By Fred Hauptfuhrer
December 04, 1989 12:00 PM

“I looked on my stomach and saw Frieda Rebecca, white as flour with the cream that covers new babies, little funny dark squiggles of hair plastered over her head…she sucked at me a few minutes like a little expert…I have never been so happy in my life.”

Thus, in that letter to her mother, did American-born author and poet Sylvia Plath describe the arrival of her firstborn child on April 1, 1960. For Plath, the sweetness of that moment would not last. Three years later she committed suicide at her home in London, leaving behind Frieda and her little brother, Nicholas, estranged husband Ted Hughes and a collection of darkly personal writing that would become required reading for a burgeoning feminist movement.

While Plath’s celebrity (and the popularity of her only novel, The Bell Jar) grew only after her death at 30, her two children attracted little attention. Now, at 29, Frieda Hughes has suddenly emerged: A children’s book she has written and illustrated (The Meal a Mile Long) was published this fall (Farrar, Straus & Giroux, $13.95), an exhibit of its pictures and some of her wildlife paintings opens in London this month, and she is now hard at work on her first novel. Even as a girl, says Frieda, “I wanted to be independent, to be master of my own life in my own way.”

Such mastery has been hard won, made more difficult by the legacy of two celebrated parents. Her father, a well-known poet at the time of Frieda’s birth, is now England’s Poet Laureate, a post he has held for the past five years. Following Plath’s death, he had quickly been cast as the villain in the feminist view of her suicide, and on four occasions the letters of Plath’s married name have been levered off her tombstone in the village of Heptonstall, Yorkshire. Hughes, 59, won’t discuss Plath in interviews and has dismissed any notion of his own blame as the “fantasia” of her cult followers.

Suddenly finding himself a single parent, he set to work raising the two children with the help of his sister, Olwyn, and his second wife, Carol. (Nicholas, 27 and an Oxford graduate in zoology, is now working on a doctorate at the University of Alaska.) The family lived in a centuries-old thatched house in Devon, and Frieda’s earliest memories are of Hughes “sitting at the end of my bed and telling me stories.” Daddy “did everything,” she says. “He took us to the beach, read to us and cooked for us.”

She says she remembers nothing of the winter morning when her mother’s body was found next to an open gas stove. “If it wasn’t painful for the family to talk about, they would have,” she says. “And they didn’t. All I knew was that ‘Daddy is here and make the most of it.’ ”

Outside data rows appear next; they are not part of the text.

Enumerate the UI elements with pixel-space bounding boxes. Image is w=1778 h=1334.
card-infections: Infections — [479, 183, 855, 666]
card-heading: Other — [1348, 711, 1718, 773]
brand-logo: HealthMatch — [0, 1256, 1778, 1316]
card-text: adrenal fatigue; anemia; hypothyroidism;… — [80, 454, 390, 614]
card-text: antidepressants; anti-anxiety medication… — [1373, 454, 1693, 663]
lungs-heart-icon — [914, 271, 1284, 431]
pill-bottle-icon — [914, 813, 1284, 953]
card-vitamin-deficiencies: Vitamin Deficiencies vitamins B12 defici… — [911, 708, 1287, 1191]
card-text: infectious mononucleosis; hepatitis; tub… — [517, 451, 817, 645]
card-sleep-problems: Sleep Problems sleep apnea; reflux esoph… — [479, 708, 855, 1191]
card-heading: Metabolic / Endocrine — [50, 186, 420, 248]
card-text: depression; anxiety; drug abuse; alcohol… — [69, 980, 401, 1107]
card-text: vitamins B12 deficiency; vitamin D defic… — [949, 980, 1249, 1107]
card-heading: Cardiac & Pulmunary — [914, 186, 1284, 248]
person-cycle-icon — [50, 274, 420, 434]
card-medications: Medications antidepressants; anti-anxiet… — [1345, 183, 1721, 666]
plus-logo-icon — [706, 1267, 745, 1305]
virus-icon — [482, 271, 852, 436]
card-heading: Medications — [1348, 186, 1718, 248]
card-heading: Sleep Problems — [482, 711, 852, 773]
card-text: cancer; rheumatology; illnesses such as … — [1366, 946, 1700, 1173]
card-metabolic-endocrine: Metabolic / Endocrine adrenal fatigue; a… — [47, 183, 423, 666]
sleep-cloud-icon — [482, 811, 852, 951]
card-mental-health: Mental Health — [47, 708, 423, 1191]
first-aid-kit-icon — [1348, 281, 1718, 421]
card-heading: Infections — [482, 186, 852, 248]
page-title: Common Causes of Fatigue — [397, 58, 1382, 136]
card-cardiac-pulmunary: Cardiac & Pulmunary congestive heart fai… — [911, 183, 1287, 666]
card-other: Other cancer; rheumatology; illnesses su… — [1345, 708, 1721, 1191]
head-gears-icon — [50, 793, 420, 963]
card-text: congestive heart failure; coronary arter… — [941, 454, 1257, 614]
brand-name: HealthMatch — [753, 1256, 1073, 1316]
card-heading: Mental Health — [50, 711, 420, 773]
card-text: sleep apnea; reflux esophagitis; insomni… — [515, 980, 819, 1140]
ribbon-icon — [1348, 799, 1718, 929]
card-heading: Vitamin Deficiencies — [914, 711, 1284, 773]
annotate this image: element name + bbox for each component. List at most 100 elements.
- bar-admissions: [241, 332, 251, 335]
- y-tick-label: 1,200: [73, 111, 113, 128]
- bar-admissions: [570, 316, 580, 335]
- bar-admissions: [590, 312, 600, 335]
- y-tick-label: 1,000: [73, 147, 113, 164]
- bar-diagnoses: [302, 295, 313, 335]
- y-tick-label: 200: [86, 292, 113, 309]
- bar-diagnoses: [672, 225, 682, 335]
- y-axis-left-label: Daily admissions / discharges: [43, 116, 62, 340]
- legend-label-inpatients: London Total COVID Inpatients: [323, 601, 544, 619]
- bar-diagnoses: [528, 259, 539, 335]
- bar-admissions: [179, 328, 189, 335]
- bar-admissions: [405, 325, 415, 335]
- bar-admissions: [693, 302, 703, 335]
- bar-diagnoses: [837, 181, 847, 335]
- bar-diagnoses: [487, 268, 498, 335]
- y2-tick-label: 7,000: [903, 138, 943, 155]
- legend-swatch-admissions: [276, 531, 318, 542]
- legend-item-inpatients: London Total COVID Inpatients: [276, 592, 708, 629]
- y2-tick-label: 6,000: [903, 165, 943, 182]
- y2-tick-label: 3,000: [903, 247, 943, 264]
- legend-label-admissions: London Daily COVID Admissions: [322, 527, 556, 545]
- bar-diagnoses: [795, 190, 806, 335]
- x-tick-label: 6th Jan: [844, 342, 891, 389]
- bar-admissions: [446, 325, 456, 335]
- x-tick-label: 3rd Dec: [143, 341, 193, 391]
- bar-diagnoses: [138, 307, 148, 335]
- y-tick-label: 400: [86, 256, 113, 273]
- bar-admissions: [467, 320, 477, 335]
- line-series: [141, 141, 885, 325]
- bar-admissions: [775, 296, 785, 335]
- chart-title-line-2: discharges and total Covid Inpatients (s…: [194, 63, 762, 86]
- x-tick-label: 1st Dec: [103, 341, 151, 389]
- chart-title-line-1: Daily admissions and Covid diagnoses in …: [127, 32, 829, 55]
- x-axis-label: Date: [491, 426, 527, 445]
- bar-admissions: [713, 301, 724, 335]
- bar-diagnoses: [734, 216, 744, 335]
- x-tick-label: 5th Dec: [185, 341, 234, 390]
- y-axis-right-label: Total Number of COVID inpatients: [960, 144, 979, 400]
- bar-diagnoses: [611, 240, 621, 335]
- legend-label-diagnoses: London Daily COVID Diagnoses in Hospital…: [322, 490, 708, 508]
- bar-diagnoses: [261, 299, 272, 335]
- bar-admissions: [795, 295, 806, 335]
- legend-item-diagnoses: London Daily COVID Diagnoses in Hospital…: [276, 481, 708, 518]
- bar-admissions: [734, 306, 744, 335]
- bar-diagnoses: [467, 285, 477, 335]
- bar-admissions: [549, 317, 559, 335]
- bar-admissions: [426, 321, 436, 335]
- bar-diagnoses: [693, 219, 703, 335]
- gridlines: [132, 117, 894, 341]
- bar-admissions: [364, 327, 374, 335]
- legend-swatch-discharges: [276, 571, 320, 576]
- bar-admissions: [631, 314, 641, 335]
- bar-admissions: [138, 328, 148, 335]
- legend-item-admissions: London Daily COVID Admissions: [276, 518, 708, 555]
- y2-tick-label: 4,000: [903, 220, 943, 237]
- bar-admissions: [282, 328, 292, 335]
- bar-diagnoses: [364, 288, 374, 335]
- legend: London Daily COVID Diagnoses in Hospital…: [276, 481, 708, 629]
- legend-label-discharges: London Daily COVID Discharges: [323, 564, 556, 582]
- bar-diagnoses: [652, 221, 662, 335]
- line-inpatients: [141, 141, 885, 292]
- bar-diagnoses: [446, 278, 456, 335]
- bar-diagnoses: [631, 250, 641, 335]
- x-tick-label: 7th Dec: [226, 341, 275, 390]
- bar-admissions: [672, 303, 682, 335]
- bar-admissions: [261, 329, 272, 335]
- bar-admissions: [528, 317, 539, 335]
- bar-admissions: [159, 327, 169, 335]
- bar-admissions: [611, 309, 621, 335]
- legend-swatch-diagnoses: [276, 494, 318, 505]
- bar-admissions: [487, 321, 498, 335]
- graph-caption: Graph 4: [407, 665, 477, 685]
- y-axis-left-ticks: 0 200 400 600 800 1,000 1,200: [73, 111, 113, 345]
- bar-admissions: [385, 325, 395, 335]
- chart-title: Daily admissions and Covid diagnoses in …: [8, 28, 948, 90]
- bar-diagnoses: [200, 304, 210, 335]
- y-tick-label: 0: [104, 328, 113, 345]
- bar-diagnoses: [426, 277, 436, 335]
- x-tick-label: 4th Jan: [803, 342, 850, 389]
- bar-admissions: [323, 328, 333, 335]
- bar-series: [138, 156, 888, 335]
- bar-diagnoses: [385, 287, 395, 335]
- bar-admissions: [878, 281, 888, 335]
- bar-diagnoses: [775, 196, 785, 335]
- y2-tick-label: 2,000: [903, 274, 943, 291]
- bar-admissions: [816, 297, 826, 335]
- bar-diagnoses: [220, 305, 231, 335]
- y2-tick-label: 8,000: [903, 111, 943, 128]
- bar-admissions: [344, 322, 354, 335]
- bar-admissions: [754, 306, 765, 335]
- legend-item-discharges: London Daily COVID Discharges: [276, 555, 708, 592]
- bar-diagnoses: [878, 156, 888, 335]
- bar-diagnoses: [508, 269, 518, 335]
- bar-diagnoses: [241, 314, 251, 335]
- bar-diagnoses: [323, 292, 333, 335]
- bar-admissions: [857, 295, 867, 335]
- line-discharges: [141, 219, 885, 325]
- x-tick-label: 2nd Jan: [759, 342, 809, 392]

By 4, Frieda was “reading comfortably,” happily blessed with “all the books I ever wanted.” Yet there were signs that demons from her childhood lingered. At boarding school, she shed 50 lbs., dropping to 102 lbs. on her 5’8″ frame. “No psychological meaning,” she says, dismissing the anorexic episode. “Just a desire to be thin.” At 18, she was accepted at London’s prestigious St. Martin’s School of Art, but declined to attend. “I did want to paint and write so badly,” she says, “but I didn’t want to be judged for better or for worse because of my parents.”

Instead she became a waitress and a clerk, wrote and painted in her spare time and in 1979 married Desmond Dawe, a farm worker she had known since she was 16. The marriage lasted three years. Says Frieda: “My husband couldn’t understand why I wanted to work, or how painting and writing could be a job.” Eventually she reapplied to St. Martin’s and completed the three-year course last year.

She lives now in a modest southwest London apartment with real estate agent Clive Anderson, 47, whom she met three years ago when she went to his office looking for a flat. “I thought she was selling advertising space. I decided that whatever she was selling, I was sold,” says the twice-married Anderson. Says Hughes: “We haven’t been apart a day since. We share the cooking, the washing up—everything. There are no preconceived roles. We’re about as equal as you can get.”

Anderson is still awaiting a divorce from his second wife, but Hughes says that when it comes, there are no plans for marriage or children. “I don’t want to be Mrs. Anyone,” she says. “I don’t like Ms. either. I just want to be Frieda Hughes.” And for now, success as a painter and writer seem like quite enough.

Painting and writing: It is, of course, a natural path. Her mother studied art and writing too, but of Plath’s work, Frieda says only that “I am very proud of it, in the same way I feel a warm glow about Daddy’s poetry.” Like a sensible child caught in the middle of a grown-ups’ quarrel, she says she will never be drawn into the controversy over her parents’ relationship. Insists Hughes: “I’m very much out of it.”